NOTE - AzureAI has general latency due to content filters on models by default. This can cause delays in responses and may require additional configuration to disable content filters.

You can use the following models:

  • GPT-4o
  • GPT-4o-mini
  • GPT-4-Turbo
  • GPT4
  • GPT-1o

NOTE - Unlike using Ollama, your data is not private and will not be sanitized prior to being sent.

Ollama

NOTE - You can use any quantization for a supported model, you are not limited.

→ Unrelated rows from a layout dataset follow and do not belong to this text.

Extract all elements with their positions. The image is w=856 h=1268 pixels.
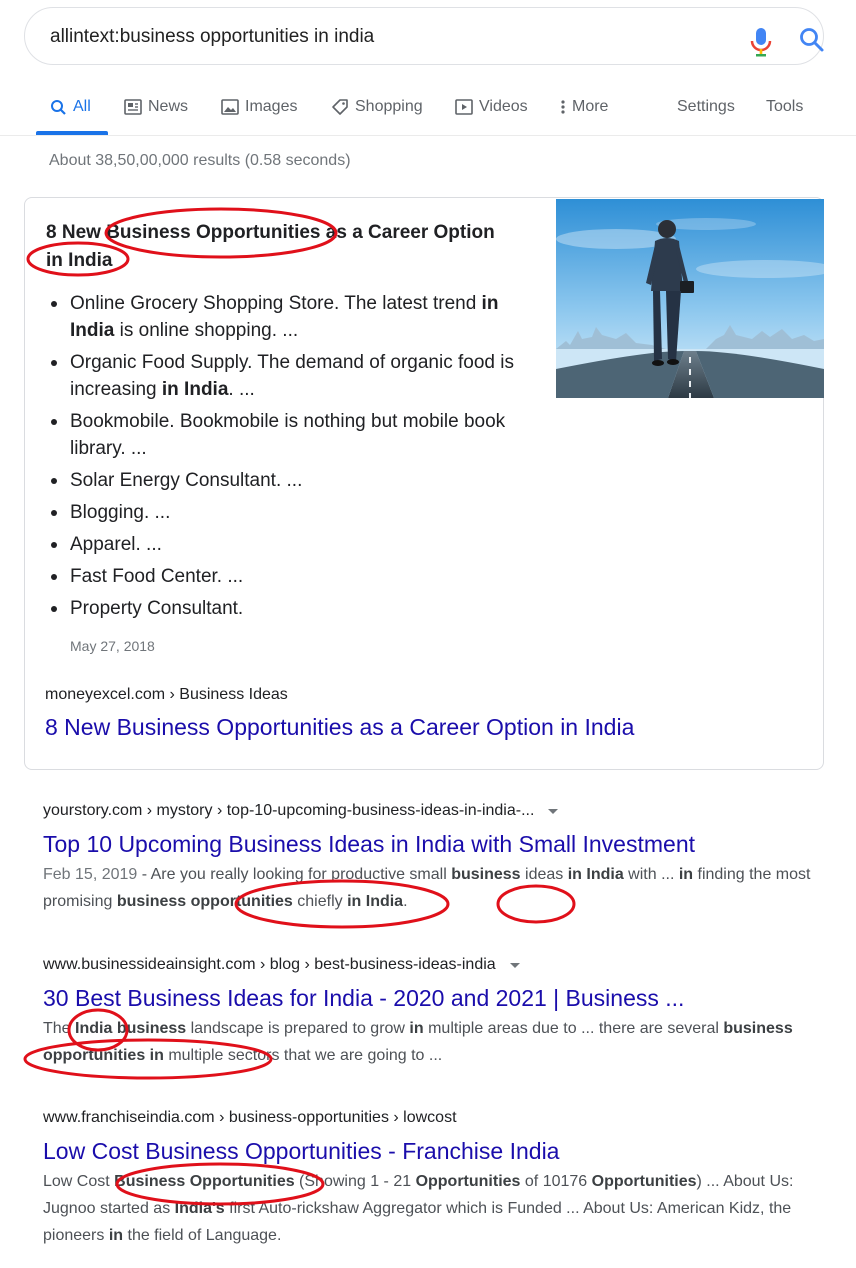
list-item: Online Grocery Shopping Store. The lates…	[51, 290, 540, 344]
result-breadcrumb[interactable]: yourstory.com › mystory › top-10-upcomin…	[43, 799, 823, 823]
result-snippet: Low Cost Business Opportunities (Showing…	[43, 1173, 794, 1244]
featured-image[interactable]	[556, 199, 824, 398]
list-item: Solar Energy Consultant. ...	[51, 467, 540, 494]
featured-breadcrumb[interactable]: moneyexcel.com › Business Ideas	[45, 686, 288, 704]
tab-videos[interactable]: Videos	[455, 98, 528, 116]
featured-result-link[interactable]: 8 New Business Opportunities as a Career…	[45, 714, 634, 741]
result-title-link[interactable]: 30 Best Business Ideas for India - 2020 …	[43, 983, 823, 1013]
result-snippet: The India business landscape is prepared…	[43, 1020, 793, 1064]
search-result: www.franchiseindia.com › business-opport…	[43, 1106, 823, 1249]
tab-shopping-label: Shopping	[355, 98, 423, 115]
image-icon	[221, 99, 239, 115]
list-item: Fast Food Center. ...	[51, 563, 540, 590]
chevron-down-icon[interactable]	[509, 962, 520, 968]
result-title-link[interactable]: Top 10 Upcoming Business Ideas in India …	[43, 829, 823, 859]
featured-title: 8 New Business Opportunities as a Career…	[46, 219, 536, 275]
newspaper-icon	[124, 99, 142, 115]
tab-images-label: Images	[245, 98, 298, 115]
search-icon	[51, 99, 66, 115]
tab-news[interactable]: News	[124, 98, 188, 116]
tools-label: Tools	[766, 98, 804, 115]
list-item: Bookmobile. Bookmobile is nothing but mo…	[51, 408, 540, 462]
tab-images[interactable]: Images	[221, 98, 297, 116]
list-item: Blogging. ...	[51, 499, 540, 526]
featured-list: Online Grocery Shopping Store. The lates…	[51, 290, 540, 627]
featured-date: May 27, 2018	[70, 638, 155, 654]
list-item: Apparel. ...	[51, 531, 540, 558]
tab-videos-label: Videos	[479, 98, 528, 115]
search-result: www.businessideainsight.com › blog › bes…	[43, 953, 823, 1069]
search-input[interactable]: allintext:business opportunities in indi…	[50, 26, 374, 48]
active-tab-indicator	[36, 131, 108, 135]
featured-title-line-2: in India	[46, 250, 113, 271]
tab-more-label: More	[572, 98, 609, 115]
result-breadcrumb[interactable]: www.businessideainsight.com › blog › bes…	[43, 953, 823, 977]
play-icon	[455, 99, 473, 115]
search-result: yourstory.com › mystory › top-10-upcomin…	[43, 799, 823, 915]
tools-link[interactable]: Tools	[766, 98, 803, 116]
microphone-icon[interactable]	[750, 27, 772, 57]
search-tabs: All News Images Shopping Videos More Set…	[0, 84, 856, 136]
tab-all-label: All	[73, 98, 91, 115]
search-box[interactable]: allintext:business opportunities in indi…	[24, 7, 824, 65]
list-item: Organic Food Supply. The demand of organ…	[51, 349, 540, 403]
result-snippet: Feb 15, 2019 - Are you really looking fo…	[43, 866, 811, 910]
search-icon[interactable]	[799, 27, 825, 53]
result-stats: About 38,50,00,000 results (0.58 seconds…	[49, 152, 351, 169]
list-item: Property Consultant.	[51, 595, 540, 622]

Example: deepseek-coder:6.7b-instruct-q4_0

Supported Models for Code Completion:

Supported Models for Chat:

Hugging Face

Supported Models for Code Completion:

Supported Models for Chat:

NOTE - Unlike using Ollama, your data is not private and will not be sanitized prior to being sent.

Settings

Settings for the extension are broken down into 3 categories.

AI Provider

Provider settings will include which model to use, endpoints and the API key to use. These will save per provider allowing you to switch on the fly.

Extension Settings

General extension settings are persisted separately from the AI provider, here is a breakdown of the general settings:

Code completion enabled

Code completion can run automatically triggered by line returns, spaces and tabs. Or can by hotkeying the "Wingman: Code Complete" command.

Code streaming

This is an experimental version of code complete that attempts to return results faster, allowing the user to see incremental changes as they accept.

Code context window

During code completion, this controls the amount of surrounding text passed to the AI provider, giving better auto completion results.

Code max tokens

The maximum amount of tokens the code models can generate during code completion.

Chat context window

When using chat, chat will pull code from the current open file around the current cursor position. This controls how many tokens it will include around the cursor. See our features guide for advanced use cases.

Chat max tokens

Controls the maximum about of tokens the AI provider will return.

Embedder Settings

Embedding currently supports Ollama and OpenAI. Choosing a provider mimics many of the general settings for each AI Provider for chat/code.

Dimensions

The dimenions that the embedding model outputs in.

Enabled

Defaults to true, enabled will create a vector index (if it doesn't exist) when the extension launches and begin indexing files on save.

TIP

If enabled is false, documents will not index on save and full index builds will not complete.